George Bellows

George Bellows, “The Knock Out”, 1907, Ink and Pastel on Paper, Metropolitan Museum of Art, New York

In 1907 George Bellows, a member of the Ashcan School of Art,  produced the first of several paintings of prizefighters in action in the ring; these expressed violent action with power and seeming spontaneity. He was fascinated with the spectacle of the great city: its buildings, crowds, types, and rivers. Though he was denounced by conservative critics as one of the “apostles of ugliness,” his technical brilliance made him more acceptable than any of the other painters of similar impulse.

George Bellows

George Bellows, “Dempsey and Firpo”, Oil on Canvas, 1924, Whitney Museum of Art, New York

Dempsey and Firpo, one of George Bellows’s most ambitious paintings, captures a pivotal moment in the September 14, 1923 prizefight between American heavyweight champion Jack Dempsey and his Argentine rival Luis Angel Firpo. The frenzy lasted less than four minutes, Firpo going to the floor nine times and Dempsey twice. Although Dempsey was the eventual victor, the artist chose to represent the dramatic moment when Firpo knocked his opponent out of the ring with a tremendous blow to the jaw.

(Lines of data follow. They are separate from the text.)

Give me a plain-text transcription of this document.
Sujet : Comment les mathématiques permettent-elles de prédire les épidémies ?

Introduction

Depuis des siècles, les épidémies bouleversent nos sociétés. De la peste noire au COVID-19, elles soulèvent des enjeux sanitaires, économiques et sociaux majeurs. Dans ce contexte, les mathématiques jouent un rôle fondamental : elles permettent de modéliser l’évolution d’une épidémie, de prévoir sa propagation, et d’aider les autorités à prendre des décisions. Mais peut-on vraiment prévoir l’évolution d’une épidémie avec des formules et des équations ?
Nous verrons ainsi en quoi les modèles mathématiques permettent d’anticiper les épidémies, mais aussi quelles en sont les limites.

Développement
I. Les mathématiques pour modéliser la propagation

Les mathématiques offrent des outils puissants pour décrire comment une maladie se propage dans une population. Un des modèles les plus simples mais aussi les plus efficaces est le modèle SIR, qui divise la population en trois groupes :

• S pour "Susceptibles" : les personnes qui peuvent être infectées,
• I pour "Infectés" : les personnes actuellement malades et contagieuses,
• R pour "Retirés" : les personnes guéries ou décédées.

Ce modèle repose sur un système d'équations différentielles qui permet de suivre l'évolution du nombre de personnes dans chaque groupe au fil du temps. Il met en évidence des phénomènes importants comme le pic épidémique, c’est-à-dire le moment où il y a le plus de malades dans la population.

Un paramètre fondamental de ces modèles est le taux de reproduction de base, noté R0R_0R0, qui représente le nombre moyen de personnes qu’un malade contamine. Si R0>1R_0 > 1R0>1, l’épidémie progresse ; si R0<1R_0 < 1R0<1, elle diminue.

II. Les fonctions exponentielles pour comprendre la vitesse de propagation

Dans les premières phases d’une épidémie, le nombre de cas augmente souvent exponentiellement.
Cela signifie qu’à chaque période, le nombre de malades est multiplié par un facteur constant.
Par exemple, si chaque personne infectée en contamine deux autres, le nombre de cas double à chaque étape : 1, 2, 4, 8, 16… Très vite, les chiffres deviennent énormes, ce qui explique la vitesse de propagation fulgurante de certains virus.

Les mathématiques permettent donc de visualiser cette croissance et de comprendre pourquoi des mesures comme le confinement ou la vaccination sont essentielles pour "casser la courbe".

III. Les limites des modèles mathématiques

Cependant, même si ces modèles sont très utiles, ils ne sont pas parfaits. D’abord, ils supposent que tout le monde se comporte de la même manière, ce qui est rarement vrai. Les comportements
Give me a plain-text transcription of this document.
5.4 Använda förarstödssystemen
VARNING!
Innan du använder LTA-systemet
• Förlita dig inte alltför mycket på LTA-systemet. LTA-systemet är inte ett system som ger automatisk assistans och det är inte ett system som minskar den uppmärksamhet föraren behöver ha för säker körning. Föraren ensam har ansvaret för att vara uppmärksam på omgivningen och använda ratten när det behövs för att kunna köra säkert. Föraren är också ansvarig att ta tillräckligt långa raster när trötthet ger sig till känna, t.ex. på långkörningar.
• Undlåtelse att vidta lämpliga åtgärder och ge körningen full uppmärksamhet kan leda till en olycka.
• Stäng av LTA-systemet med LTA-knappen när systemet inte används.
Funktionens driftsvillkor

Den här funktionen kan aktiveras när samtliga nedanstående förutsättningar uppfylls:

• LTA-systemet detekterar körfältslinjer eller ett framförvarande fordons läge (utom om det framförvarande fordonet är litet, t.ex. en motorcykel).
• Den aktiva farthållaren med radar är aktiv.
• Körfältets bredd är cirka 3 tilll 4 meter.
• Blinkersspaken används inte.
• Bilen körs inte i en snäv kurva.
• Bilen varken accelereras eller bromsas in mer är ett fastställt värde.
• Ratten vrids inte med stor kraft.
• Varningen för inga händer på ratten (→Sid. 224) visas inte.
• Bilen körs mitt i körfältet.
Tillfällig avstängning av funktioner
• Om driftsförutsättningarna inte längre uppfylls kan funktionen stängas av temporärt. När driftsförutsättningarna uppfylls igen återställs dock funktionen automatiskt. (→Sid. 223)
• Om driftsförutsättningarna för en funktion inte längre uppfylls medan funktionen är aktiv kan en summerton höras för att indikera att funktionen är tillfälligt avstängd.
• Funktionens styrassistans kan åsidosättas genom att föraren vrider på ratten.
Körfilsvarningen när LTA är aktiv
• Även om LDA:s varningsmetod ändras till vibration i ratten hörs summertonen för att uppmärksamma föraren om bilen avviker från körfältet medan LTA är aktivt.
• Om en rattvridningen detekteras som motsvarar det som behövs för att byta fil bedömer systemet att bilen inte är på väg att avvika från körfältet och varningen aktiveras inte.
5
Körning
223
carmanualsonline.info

At the match on assignment for the New York Evening Journal, Bellows portrays himself as a balding man at the extreme left of the picture. His geometrically structured composition also creates a low vantage point that includes the viewer: looking up at this angle, we find ourselves among the spectators pushing Dempsey back into the ring. The excitement is further heightened by the chromatic contrast between the fighters bathed in lurid light, and the dark, smoke-filled atmosphere around them.